Diary

Never Let A Cotton Ball Go To Waste

Rahm Emmanuel said “Never let a crisis go to waste.”  The Virginia Democrats are in crisis.  First it was blackface, then credible (and multiple) allegations of sexual assault.  And now…a cotton ball.

Virginia first lady under fire for handing cotton to African American students on mansion tour.

(If you’re a Virginia Democrat, that is the LAST thing you want to see in a Washington Post headline).

The WaPo story is behind their paywall, so here’s the same story from the Virginian-Pilot:

“A Virginia state employee has complained that her eighth-grade daughter was upset during a tour of the historic governor’s residence when first lady Pam Northam handed a ball of cotton to her and another black child and asked them to imagine being enslaved and having to pick cotton.”

“‘The Governor and Mrs. Northam have asked the residents of the Commonwealth to forgive them for their racially insensitive past actions,’ Leah Dozier Walker, who oversees the Office of Equity and Community Engagement at the state Department of Education, wrote Feb. 25 to lawmakers and to the office of Gov. Ralph Northam, a Democrat.”

“‘But the actions of Mrs. Northam, just last week, do not lead me to believe that this Governor’s office has taken seriously the harm and hurt they have caused African Americans in Virginia or that they are deserving of our forgiveness,’ she wrote.”

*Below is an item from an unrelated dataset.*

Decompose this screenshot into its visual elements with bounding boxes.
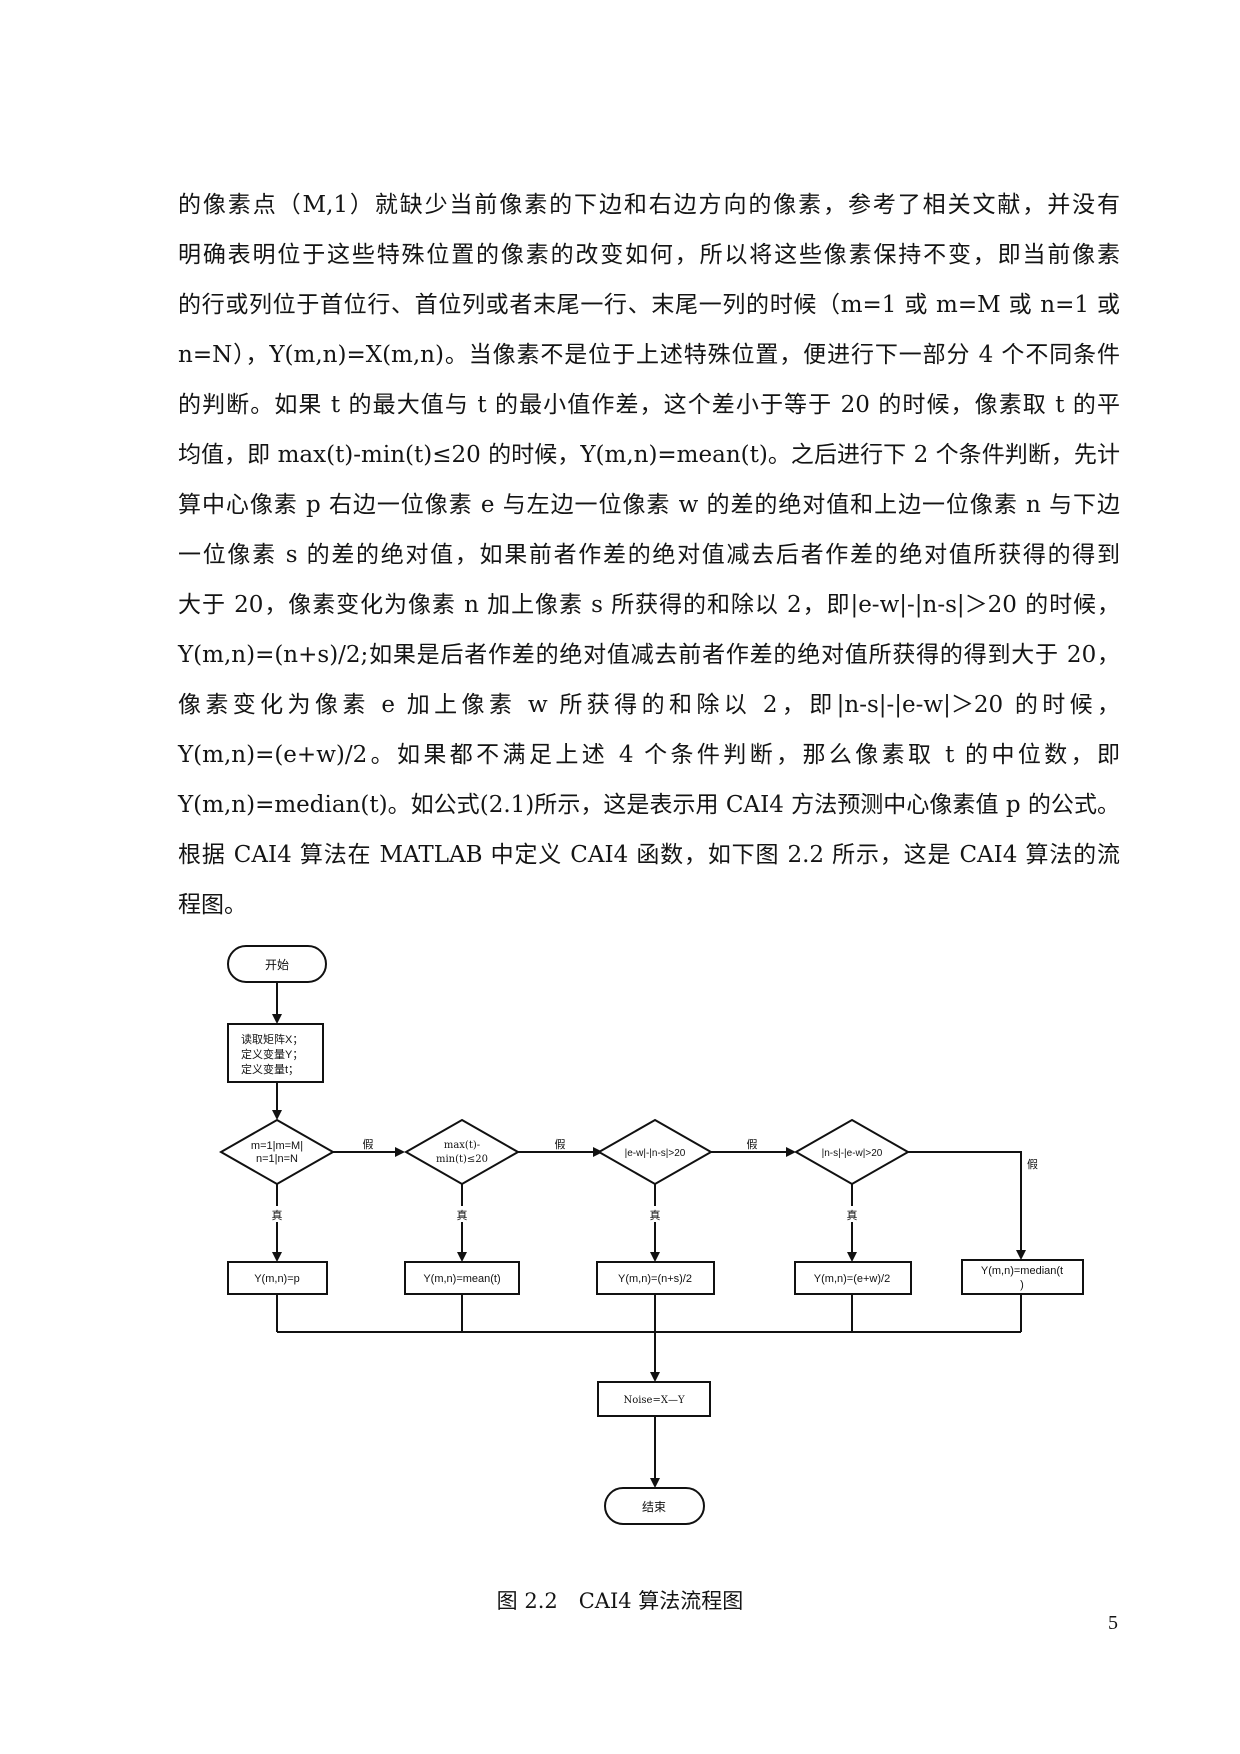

Now, you’d have to have a heart of stone to not go into schadenfreude mode over this.  Glenn Reynolds at Instapundit accuses the VA Dems and MSM of turning the GOP candidate, Ed Gillespie, into a virtual Stormfront figure during the gubenetorial campaign, while allowing Ralph Northam to paint himself as a racial healer.  By all means, let the Virginia progressives lie in the bed they made.

Where our (i.e., the GOP’s) opportunity comes in—they can’t climb out of that bed.  They’re stuck.

What leading Virginia Democrat or progressive has enough gravitas, and is untainted enough, to credibly seize control of the public discussion and steer the Virginia progressive community out of the swamp they’ve stuck themselves in?  Not Ralph Northam.  Not Justin Fairfax.  And not Mark Herring, who has his own “blackface” problems.

The Virginia progressives are spinning wheels, like a rear-wheel drive car unable to climb out of the mud.  They’re going silent.  Reminds me of an SNL skit a few years ago.  Three millenial couples met for dinner.  They wanted to chat about current events, but couldn’t figure out a way to do it without running the risk of possibly offending someone.  So they sat mute, uncomfortably staring at each other.

That SNL skit is akin to what’s happening in Virginia.  Everyone’s staring at each other, not sure what to do next.

That silence is the GOP’s opportunity.  Now is the time for Ed Gillespie, or other respected GOP voices, to speak up.  (I’ll bet a lot of Virginians who were swayed by the WaPo-led racial slamming of Gillespie in the campaign, might be willing to give him a second listen now).  They can have the floor, so to speak, because the VA Dems have (for the moment) abandoned it.

What should Gillespie, et.al say?  Well…where to begin?

I’ll suggest one thing he could say:  We need to give each other the benefit of the doubt.  Does anyone really think that Pam Northam was trying to be racially insensitive when she handed the cotton balls out to those children?  Aren’t we supposed to be talking to each other about race, so we can “heal” and come together.  Well, seems to me that Pam Northam was trying.  Some people may not like her methods—but NO people should reflexively jump to the worst possible conclusions about a matter, without having all the facts.  (Cough cough Covington Catholic cough).

Before the African-American community jumps on Pam Northam with both feet, it might want to consider this:  if a few people reach out to you, and you smack their hands, then don’t expect other people to reach out to you.  They’ll avoid you, for self-protection if nothing else.

I, for one, perceive that at least some segments of the African-American community are not only hyper-sensitive on race, but hyper-hyper sensitive.  So sensitive that…I don’t even want to bring up the subject of race with them.  I not only fear, I feel pretty sure, that I’ll say something wrong, or I’ll do something that seems innocuous to me but is “hurtful” to them…and that will be it.  I’ll be guilty, and the only question remaining will be the severity of my punishment.

No one is going to discuss a subject with you, if they fear they’ll run a risk by simply having that discussion.  Race is one of those subjects.

If you really want Americans to come together, you can’t smack the hands that reach out to you.  Perhaps Ed Gillespie could say that when he steps onto the empty stage in Virginia.  I’ll bet a lot of people would not only listen—they’ll be grateful.